Overview

This was originally a part of a journal entry that I wrote in my ‘Case Studies with LIME’ repository. I took the code that I used to clean the training dataset from that entry and updated it in this entry. It should still produce essentially the same dataset. The dataset that gets saved from this journal is the one that I am using for this research project.

# Load libraries
library(tidyverse)
library(plotly)
library(randomForest)

The Raw Data

The dataset loaded in below is the original Hamby 172 and 252 dataset that Heike gave to me. Note that when the hamby173and252 dataset is read in, the studies called “Cary” are excluded. The data file contains rows based on bullet scans from a different study. These rows are no longer being included since Heike has found the study they came from to be poorly executed.

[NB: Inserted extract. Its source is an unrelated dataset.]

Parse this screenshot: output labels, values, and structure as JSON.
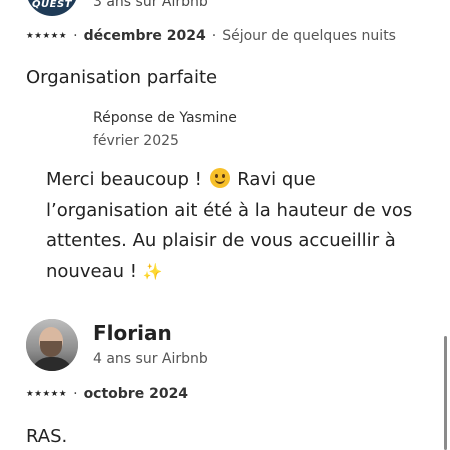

# Load in the Hamby 173 and 252 dataset
hamby173and252 <- read.csv("../data/features-hamby173and252.csv") %>%
  filter(study1 != "Cary", study2 != "Cary") %>%
  mutate(study1 = factor(study1), 
         study2 = factor(study2))

Considering the Number of Rows in the Data

If we include symmetric comparisons, each set of test bullets should result in a dataset with \[(35 \mbox{ bullets} \times 6 \mbox{ lands})^2=44100 \mbox{ rows},\] where a row would contain information on a pair of lands. If we do not include the symmetric comparisons, then the dataset should have \[\frac{(44100 \mbox{ rows} - (35 \mbox{ bullets} \times 6))}{2} + (35 \mbox{ bullets} \times 6) = 22155 \mbox{ rows}.\] However, when I looked at the dimension of the datasets, neither of these seem to be the case. See the R code and output below. Note that hamby173 is currently incorrectly labelled as hamby44. Both test sets have less than but close to 22,155 rows. This suggests that these do not include symmetric comparisons. When I checked with Heike, she confirmed that this is the case. This table also shows that there are comparisons across hamby173 and hamby252. These missing observations will be explored more in the next section.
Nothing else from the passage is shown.